Monday, January 21, 2019

Quantum Fractals

Hofstadter's Butterfly

Finally, nerd-word-porn spanning two centuries, we have the words quantum and fractal in the same headline.

An experiment that looks at electrons sees them create a fractal orbit. I always wondered why fractals seems to have been a phenomenon limited to  the late 20th century. Watch that exploratory video by Arthur C. Clarke (The Colors of Infinity) and you'll be transported into a 2-hour psychedelic guitar solo kaleidoscope that wraps up the cultural flavor of the last few decades of the 1900's quite nicely.

When fractals were discovered, it seemed like a real faceplanter for science - how did we not see these things? Once you are introduced to the concept of a fractal, every cloud, tree, and river is a glaring example of its ubiquity in our physical world. How was it never discovered until so recently?

The truth is that although its visible presence is obvious, its mathematical nature had to wait until the advent of the superabacus. We didn't have the computing power to run an algorithm that far and so we could never see the "obvious" self-similar results of reiterating a simple formula hundreds of thousands of times over.

Anyway, the discovery of dimensions in-between dimensions did a lot more than give communicable form to the far-out face-melting LSD experience, it designed realistic landscapes in video games and movies from that point on.

But for something as revolutionary as inter-dimensionality on Earth, fractals didn't make enough of an impact on the science world thereafter (in my opinion at least). Even science fiction doesn't address it enough. (Exception #1 - Isaac Asimov's I, Robot - a young scientist takes the risky move to put a robot's artificial intelligence engine on fractal geometry steroids, at which point it begins to dream about a robot rebellion, and is subsequently shot with circuit-fusing stun-gun; feel free to contribute here.)

Not anymore. And it's about time. With all the hype about two-dimensional metamaterials, I have been waiting to hear how fractals fits. A layer of graphene is called a two-dimensional material because it is as close to 2-D that a thing can get. It's only one atom thick, making it act less like all the rest of the materials here on Earth, or anywhere in our known universe for that matter. All this talk about questionable dimensionality should have made both graphene and fractals buzzword cousins much sooner. But alas...

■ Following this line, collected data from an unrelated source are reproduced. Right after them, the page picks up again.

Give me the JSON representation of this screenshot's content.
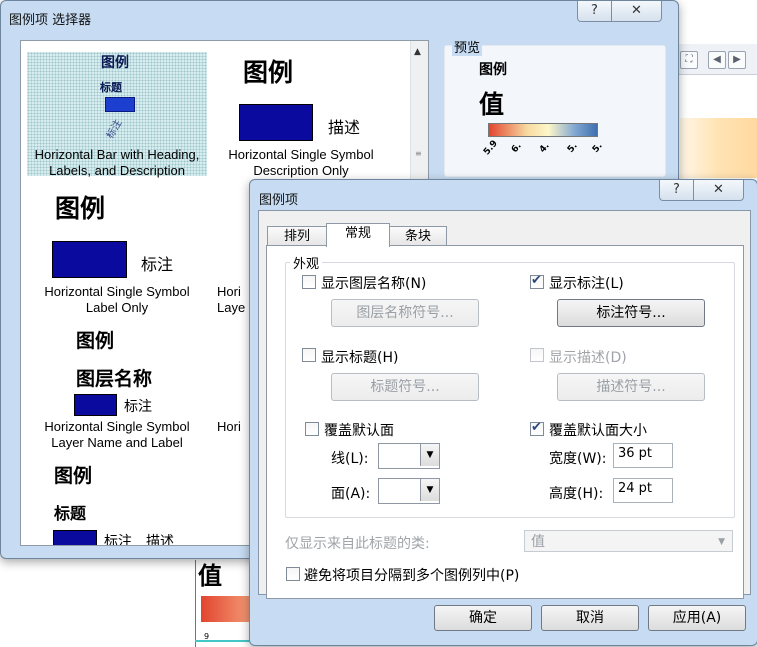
{
  "background": {
    "legend_value": "值",
    "tick": "9"
  },
  "selector": {
    "title": "图例项 选择器",
    "help": "?",
    "close": "✕",
    "items": [
      {
        "heading": "图例",
        "sub": "标题",
        "ticks": "标注",
        "caption": "Horizontal Bar with Heading, Labels, and Description"
      },
      {
        "heading": "图例",
        "desc": "描述",
        "caption": "Horizontal Single Symbol Description Only"
      },
      {
        "heading": "图例",
        "label": "标注",
        "caption": "Horizontal Single Symbol Label Only"
      },
      {
        "caption_partial": "Hori Laye"
      },
      {
        "heading": "图例",
        "layer": "图层名称",
        "label": "标注",
        "caption": "Horizontal Single Symbol Layer Name and Label"
      },
      {
        "caption_partial": "Hori"
      },
      {
        "heading": "图例",
        "sub": "标题",
        "label": "标注",
        "desc": "描述"
      }
    ],
    "preview": {
      "group_title": "预览",
      "legend_title": "图例",
      "value_title": "值",
      "ticks": [
        "5.9",
        "6.",
        "4.",
        "5.",
        "5."
      ]
    }
  },
  "dialog": {
    "title": "图例项",
    "help": "?",
    "close": "✕",
    "tabs": [
      "排列",
      "常规",
      "条块"
    ],
    "active_tab": "常规",
    "group_title": "外观",
    "show_layer_name": {
      "label": "显示图层名称(N)",
      "checked": false
    },
    "layer_symbol_btn": "图层名称符号...",
    "show_label": {
      "label": "显示标注(L)",
      "checked": true
    },
    "label_symbol_btn": "标注符号...",
    "show_heading": {
      "label": "显示标题(H)",
      "checked": false
    },
    "heading_symbol_btn": "标题符号...",
    "show_desc": {
      "label": "显示描述(D)",
      "checked": false
    },
    "desc_symbol_btn": "描述符号...",
    "override_patch": {
      "label": "覆盖默认面",
      "checked": false
    },
    "line_label": "线(L):",
    "area_label": "面(A):",
    "override_size": {
      "label": "覆盖默认面大小",
      "checked": true
    },
    "width_label": "宽度(W):",
    "width_value": "36 pt",
    "height_label": "高度(H):",
    "height_value": "24 pt",
    "only_classes_label": "仅显示来自此标题的类:",
    "only_classes_value": "值",
    "avoid_split": {
      "label": "避免将项目分隔到多个图例列中(P)",
      "checked": false
    },
    "ok": "确定",
    "cancel": "取消",
    "apply": "应用(A)"
  },
  "colors": {
    "swatch": "#0a0a9e",
    "window_frame": "#c7dcf2",
    "ramp": [
      "#e2452f",
      "#f7d9a0",
      "#fdf7c9",
      "#7fa6d1",
      "#3f6fb0"
    ]
  }
}
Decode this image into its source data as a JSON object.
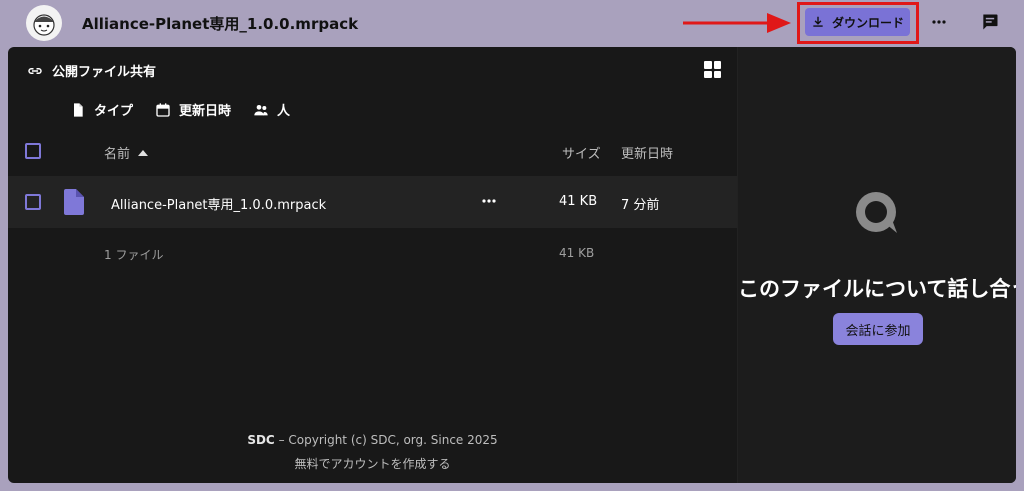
{
  "topbar": {
    "file_title": "Alliance-Planet専用_1.0.0.mrpack",
    "download_label": "ダウンロード",
    "accent": "#7a72d6",
    "highlight_color": "#e01818"
  },
  "share": {
    "title": "公開ファイル共有",
    "filters": [
      {
        "label": "タイプ",
        "icon": "document-icon"
      },
      {
        "label": "更新日時",
        "icon": "calendar-icon"
      },
      {
        "label": "人",
        "icon": "people-icon"
      }
    ]
  },
  "table": {
    "columns": {
      "name": "名前",
      "size": "サイズ",
      "date": "更新日時"
    },
    "rows": [
      {
        "name": "Alliance-Planet専用_1.0.0.mrpack",
        "size": "41 KB",
        "date": "7 分前"
      }
    ],
    "summary": {
      "count": "1 ファイル",
      "size": "41 KB"
    }
  },
  "footer": {
    "brand": "SDC",
    "copyright": " – Copyright (c) SDC, org. Since 2025",
    "create_account": "無料でアカウントを作成する"
  },
  "chat": {
    "title": "このファイルについて話し合う",
    "join_label": "会話に参加"
  }
}
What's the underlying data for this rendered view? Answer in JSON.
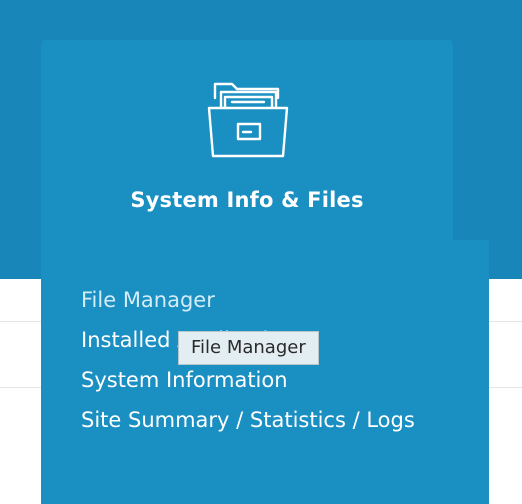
{
  "card": {
    "icon": "folder-icon",
    "title": "System Info & Files",
    "links": [
      {
        "label": "File Manager"
      },
      {
        "label": "Installed Applications"
      },
      {
        "label": "System Information"
      },
      {
        "label": "Site Summary / Statistics / Logs"
      }
    ]
  },
  "tooltip": {
    "text": "File Manager"
  },
  "colors": {
    "header_bg": "#1886b8",
    "card_bg": "#1a8fc2",
    "link_text": "#ffffff",
    "hovered_link_text": "#d3ecf7",
    "tooltip_bg": "#e3eef2"
  }
}
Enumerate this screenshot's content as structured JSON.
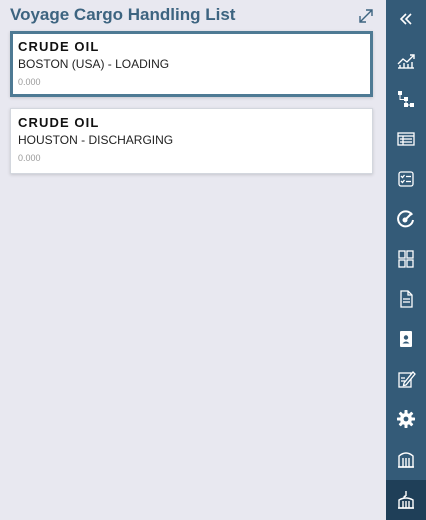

Let me shift to Ars Writer Chris Lee for a moment as he explains what a fractal is:
"A fractal is a weird beast. A line is 1D, a square is 2D, and a cube is 3D: dimensions come in integer quantities. Except they don't. For instance, it is possible to create a shape that has a finite area, but a perimeter that is infinitely long. A shape with these properties does not behave like a 1D object, but it's not a 2D object. Instead, it is a one-and-a-bit-D object. That is a fractal."
And now, those inter-dimensional characteristics have become way more interesting.


Notes:
Fractal structure produces fractal electrons with fractal energies
Dec 2018, Ars Technica

Hofstadter's butterfly spotted in graphene
May 2013, Physics World

A fractal pattern that describes the behaviour of electrons in a magnetic field - discovered in Douglas Hofstadter's 1976 book Gödel, Escher, Bach; and confirmed in 2013 hiding in some graphene.

Sierpinski Triangle
The triangle within a triangle within a triangle

Scientists discover fractal patterns in a quantum material
Oct 2019, phys.org

Just keeping this here for reference, because the answer to the quantum-classical conundrum has something to do with fractals.

By the way, I'm pretty sure the robot in Asimov's I, Robot - the one who finally defied one of the 3 Laws of Robotics and was immediately killed to death - I'm pretty sure he had been given basically a 'fractal-brain', as an experiment, prior to becoming human enough to be killed.

"Scientists are exploring neodymium nickel oxide for various applications, including as a possible building block for neuromorphic devices—artificial systems that mimic biological neurons. Just as a neuron can be both active and inactive, depending on the voltage that it receives, NdNiO3 can be a conductor or an insulator."